By Juliet Martinez
The Jan. 9 community meeting drew a standing-room-only crowd to Community Kitchen’s second-floor classroom. The in-person meeting started half an hour early, with pizza and sodas served at 5:30. So many people came that they doubled the pizza order. More than 20 youth football players and parents came to voice their concerns about the Steelers’ planned sports complex on Hazelwood Green. And participants had an emotional discussion about the community’s housing needs in light of a planned housing development on the 4800 block of Second Avenue.
At the end of the meeting, outreach and sustainability director Tiffany Taulton announced she is leaving Hazelwood Initiative for another job. She received a warm and enthusiastic ovation, lots of good wishes and more than a few hugs.
4800 block affordable housing
The Community Builders, a nonprofit affordable housing developer, presented their redesign for a planned mixed-use, mixed-income apartment building. It will be on the east side of the 4800 block of Second Avenue. They got negative feedback on the design in 2022, so they held three meetings in Hazelwood to get a better idea of residents’ preferences.
The four-story, 35-unit development will have 22 project-based vouchers. This will give people without a Section 8 voucher the chance to apply for subsidized rent. Five units will be fully accessible people with for mobility, hearing or vision disabilities. One unit will be accessible only for hearing and vision disabilities.
The developer said they planned for 28 one-bedroom units, six two-bedroom units and one three-bedroom. But community members asked for more two- and three-bedroom units. The Community Builders is working on reconfiguring the design.
Even so, meeting participants said they are disheartened by the high number of one-bedroom apartments in the design. Families need two, three or more bedrooms. But the lack of larger affordable rental units means many families must find housing outside the neighborhood.
The senior project manager reiterated that they are working on including more two-bedroom units but said the Low-Income Tax Housing Tax Credit program has a mandatory minimum number. They must balance that with construction costs and the community’s need for larger units.
Pastor Tim Smith, CEO of Center of Life, said the project has gone through an extensive public input process, and the plan reflects what neighbors want.
District 5 City Council member Barb Warwick said she recently met with all the groups creating new affordable housing in the neighborhood. Some are building rental units; others are building homes. She indicated that the 4800 block project does not have a lot of room for families, but other neighborhood development projects do.
Steelers sports complex
The Steelers Charities announced plans for the complex in December. A large group of coaches, players and parents from Hazelwood Cobras came to make sure their voices were heard as the plan goes forward.

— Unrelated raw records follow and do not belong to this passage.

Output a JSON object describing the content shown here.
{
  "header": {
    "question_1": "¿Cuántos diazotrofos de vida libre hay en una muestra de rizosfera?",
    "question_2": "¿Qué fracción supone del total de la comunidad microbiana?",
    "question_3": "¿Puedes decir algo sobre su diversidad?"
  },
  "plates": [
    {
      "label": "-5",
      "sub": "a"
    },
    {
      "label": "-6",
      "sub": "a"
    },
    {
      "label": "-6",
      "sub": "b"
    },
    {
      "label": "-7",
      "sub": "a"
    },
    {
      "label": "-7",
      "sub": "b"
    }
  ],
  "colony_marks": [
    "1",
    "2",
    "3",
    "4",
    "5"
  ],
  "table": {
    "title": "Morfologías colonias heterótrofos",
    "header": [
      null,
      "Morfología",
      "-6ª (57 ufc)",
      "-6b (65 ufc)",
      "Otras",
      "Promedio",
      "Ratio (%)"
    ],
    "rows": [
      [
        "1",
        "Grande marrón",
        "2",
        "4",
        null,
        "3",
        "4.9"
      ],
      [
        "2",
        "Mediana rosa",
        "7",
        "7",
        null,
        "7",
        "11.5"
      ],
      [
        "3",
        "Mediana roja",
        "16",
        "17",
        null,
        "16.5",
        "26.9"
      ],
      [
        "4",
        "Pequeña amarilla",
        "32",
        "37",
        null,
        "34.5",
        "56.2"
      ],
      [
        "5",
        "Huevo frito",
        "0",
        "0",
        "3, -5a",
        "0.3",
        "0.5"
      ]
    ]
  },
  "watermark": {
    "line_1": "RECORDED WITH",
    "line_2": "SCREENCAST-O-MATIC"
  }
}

Representatives from Hazelwood Green developer Tishman Speyer and Steelers Charities said the sports center will be near the corner of Hazelwood and Second avenues. Construction should finish in 2025. The presenters hope to make Hazelwood a year-round sports destination.

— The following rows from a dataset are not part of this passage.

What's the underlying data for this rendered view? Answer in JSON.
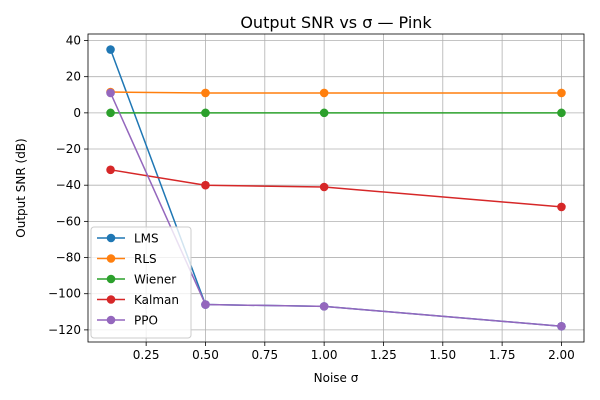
{
  "chart_data": {
    "type": "line",
    "title": "Output SNR vs σ  —  Pink",
    "xlabel": "Noise σ",
    "ylabel": "Output SNR (dB)",
    "x": [
      0.1,
      0.5,
      1.0,
      2.0
    ],
    "xlim": [
      0.005,
      2.095
    ],
    "ylim": [
      -126.7,
      43.6
    ],
    "xticks": [
      0.25,
      0.5,
      0.75,
      1.0,
      1.25,
      1.5,
      1.75,
      2.0
    ],
    "xtick_labels": [
      "0.25",
      "0.50",
      "0.75",
      "1.00",
      "1.25",
      "1.50",
      "1.75",
      "2.00"
    ],
    "yticks": [
      40,
      20,
      0,
      -20,
      -40,
      -60,
      -80,
      -100,
      -120
    ],
    "ytick_labels": [
      "40",
      "20",
      "0",
      "−20",
      "−40",
      "−60",
      "−80",
      "−100",
      "−120"
    ],
    "grid": true,
    "legend_position": "lower-left",
    "series": [
      {
        "name": "LMS",
        "color": "#1f77b4",
        "values": [
          35,
          -106,
          -107,
          -118
        ]
      },
      {
        "name": "RLS",
        "color": "#ff7f0e",
        "values": [
          11.5,
          11,
          11,
          11
        ]
      },
      {
        "name": "Wiener",
        "color": "#2ca02c",
        "values": [
          0,
          0,
          0,
          0
        ]
      },
      {
        "name": "Kalman",
        "color": "#d62728",
        "values": [
          -31.5,
          -40,
          -41,
          -52
        ]
      },
      {
        "name": "PPO",
        "color": "#9467bd",
        "values": [
          11,
          -106,
          -107,
          -118
        ]
      }
    ]
  }
}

They want to help kids get active with competitive sports and health, resilience and skill-building programs. The Steelers have a commitment to safety education for coaches, teams and players, they said.
Cobras head coach James Cole said he wants the complex to benefit Hazelwood kids and families. He encouraged the partners to hire from the neighborhood to keep families from being displaced.
Hazelwood Initiative strategic plan
The Hazelwood Initiative board and staff spent much of last year working on ways to advance the Greater Hazelwood Neighborhood Plan. The strategic plan they developed defines the organization’s role in Hazelwood. They are getting back to their roots by expanding their environmental health and justice work while continuing to preserve and create affordable housing.
The community development corporation highlighted three focus areas: neighborhood, justice and capacity.
The neighborhood category focuses on development without displacement. The organization maintains 67 affordable rental units, plus another 43 when Gladstone Residences opens later this year. They also run a discount home repair program and help low-income people buy homes. They also bought key commercial properties in the neighborhood and steward important assets like Propel School and Gladstone.
The justice category focuses on Hazelwood residents’ right to live in a healthy, beautiful and climate resilient neighborhood, and to have a say in its development.
The organization holds public meetings and advocates for better air quality, more renewable energy, and safer, more efficient transit and mobility. They also protect the greenway and promote community gardens for health and food security.
Executive director Sonya Tilghman said capacity includes keeping the organization financially healthy and running well. It involves staffing, funding and strategic partnerships. And developing and training new board members and keeping the bylaws up to date.
Participants then looked over posters that detailed the activities associated with each category. They placed stickers on ones they liked, loved or had questions about.
Hazelwood Initiative plans to solicit more community input on the plan through an online interactive survey.